Les archéologues ont créé le premier modèle 3D complet de Rano Raraku, la principale carrière de l’île de Pâques (Rapa Nui) où ont été sculptées les statues emblématiques moai de l’île. Les nouvelles données suggèrent que la construction de ces figures monumentales n’était pas contrôlée de manière centralisée, mais plutôt organisée d’une manière qui reflète la structure sociale historiquement fragmentée et fondée sur la parenté de l’île.

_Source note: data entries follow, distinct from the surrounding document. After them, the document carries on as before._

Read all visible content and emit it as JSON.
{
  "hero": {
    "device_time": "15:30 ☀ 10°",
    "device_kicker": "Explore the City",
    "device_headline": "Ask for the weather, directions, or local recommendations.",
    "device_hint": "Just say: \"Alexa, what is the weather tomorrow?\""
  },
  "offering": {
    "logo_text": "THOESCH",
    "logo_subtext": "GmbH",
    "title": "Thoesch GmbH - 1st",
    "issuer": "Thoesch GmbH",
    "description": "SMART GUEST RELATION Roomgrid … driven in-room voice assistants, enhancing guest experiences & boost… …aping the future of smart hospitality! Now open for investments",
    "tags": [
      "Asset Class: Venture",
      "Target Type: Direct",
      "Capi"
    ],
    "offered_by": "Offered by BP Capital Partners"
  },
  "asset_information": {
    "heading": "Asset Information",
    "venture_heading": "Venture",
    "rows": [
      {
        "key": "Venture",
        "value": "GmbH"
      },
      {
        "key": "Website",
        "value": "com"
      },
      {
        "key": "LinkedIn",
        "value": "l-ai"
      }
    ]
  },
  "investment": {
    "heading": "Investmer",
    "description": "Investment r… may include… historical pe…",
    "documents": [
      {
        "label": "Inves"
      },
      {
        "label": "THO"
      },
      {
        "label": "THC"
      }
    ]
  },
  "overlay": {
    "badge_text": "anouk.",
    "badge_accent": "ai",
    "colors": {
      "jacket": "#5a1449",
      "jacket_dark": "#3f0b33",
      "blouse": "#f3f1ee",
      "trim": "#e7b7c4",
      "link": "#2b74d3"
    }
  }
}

Le paradoxe de la monumentalité
L’île de Pâques abrite plus de 1 000 moai, d’énormes statues de pierre réparties sur sa superficie de 163,6 kilomètres carrés. Cette ampleur de construction de monuments semble inhabituelle étant donné que les documents historiques décrivent la société Rapa Nui comme divisée en clans indépendants (mata ) avec leurs propres territoires et dirigeants. Cela soulève une question clé : comment une société aussi décentralisée a-t-elle pu produire autant de structures monumentales ?

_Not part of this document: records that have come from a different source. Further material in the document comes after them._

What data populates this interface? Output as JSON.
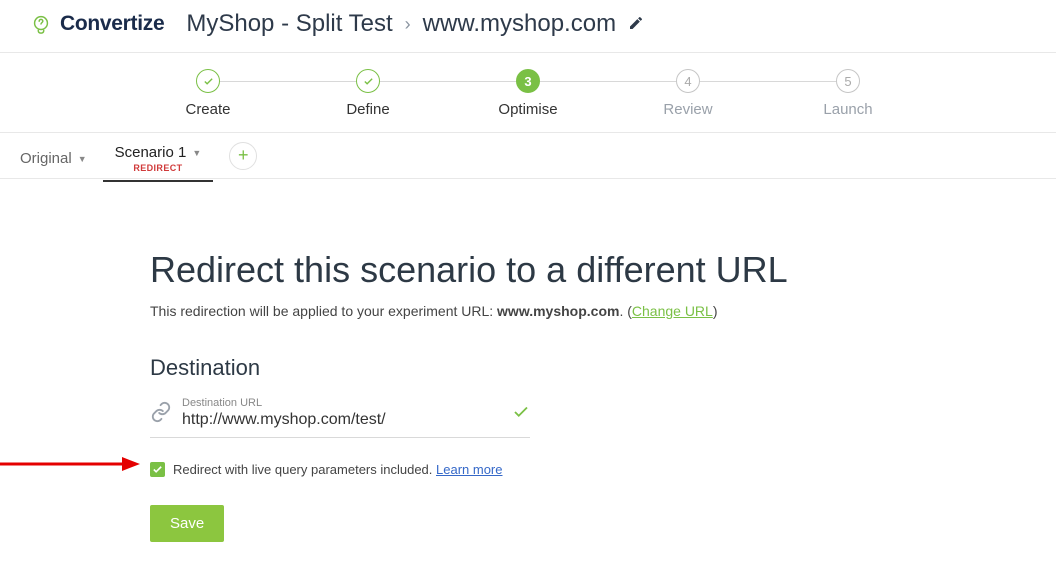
{
  "brand": "Convertize",
  "breadcrumb": {
    "project": "MyShop - Split Test",
    "url": "www.myshop.com"
  },
  "steps": [
    {
      "num": "✓",
      "label": "Create",
      "state": "done"
    },
    {
      "num": "✓",
      "label": "Define",
      "state": "done"
    },
    {
      "num": "3",
      "label": "Optimise",
      "state": "active"
    },
    {
      "num": "4",
      "label": "Review",
      "state": "future"
    },
    {
      "num": "5",
      "label": "Launch",
      "state": "future"
    }
  ],
  "tabs": {
    "original": "Original",
    "scenario": "Scenario 1",
    "redirect_badge": "REDIRECT"
  },
  "page": {
    "title": "Redirect this scenario to a different URL",
    "sub_prefix": "This redirection will be applied to your experiment URL: ",
    "sub_url": "www.myshop.com",
    "sub_suffix": ". (",
    "change_url": "Change URL",
    "sub_close": ")"
  },
  "destination": {
    "heading": "Destination",
    "label": "Destination URL",
    "value": "http://www.myshop.com/test/"
  },
  "checkbox": {
    "text": "Redirect with live query parameters included. ",
    "learn": "Learn more"
  },
  "save": "Save"
}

Les théories antérieures supposaient souvent qu’une autorité centralisée était nécessaire pour de tels projets. Cependant, la nouvelle recherche suggère le contraire. Le modèle 3D, construit à partir de plus de 11 000 images de drones, révèle la présence de plusieurs centres d’exploitation indépendants au sein de Rano Raraku.
Ateliers décentralisés et culture partagée
Le modèle montre au moins 30 zones distinctes où les moai ont été sculptés, chacune avec ses propres techniques. Les preuves suggèrent également que les statues ont été transportées hors de la carrière dans de multiples directions, renforçant ainsi l’idée d’une production clanique indépendante.
Selon le professeur Carl Lipo de l’Université de Binghamton, la carrière est « comme un Disneyland archéologique », détenant des informations cruciales sur la construction des moai. Le modèle haute résolution permet désormais aux chercheurs d’analyser ces détails à distance, ce qui était auparavant impossible.
Les chercheurs ont découvert que différents ateliers sculptaient les statues de différentes manières, indiquant que des groupes claniques distincts travaillaient de manière indépendante. La cohérence entre les moai suggère un échange culturel d’idées plutôt qu’un travail coordonné.
Le mystère résolu ?
Les résultats remettent en question l’idée selon laquelle la construction à grande échelle nécessite un contrôle hiérarchique. Au lieu de cela, ils suggèrent que les moai ont été construits par des communautés indépendantes partageant des connaissances culturelles. L’étude a été publiée dans la revue PLoS ONE le 26 novembre 2025.
“Une grande partie du mystère de Rapa Nui vient du manque de preuves détaillées et ouvertement disponibles”, concluent les chercheurs. Le modèle 3D fournit enfin cette preuve, offrant de nouvelles perspectives sur les processus organisationnels derrière ces personnages géants.
Le modèle résout non seulement un débat archéologique de longue date, mais met également en évidence la manière dont les outils numériques avancés peuvent révéler des mystères historiques. Les données confirment que les moai de l’île de Pâques témoignent d’une collaboration décentralisée et non d’un commandement centralisé.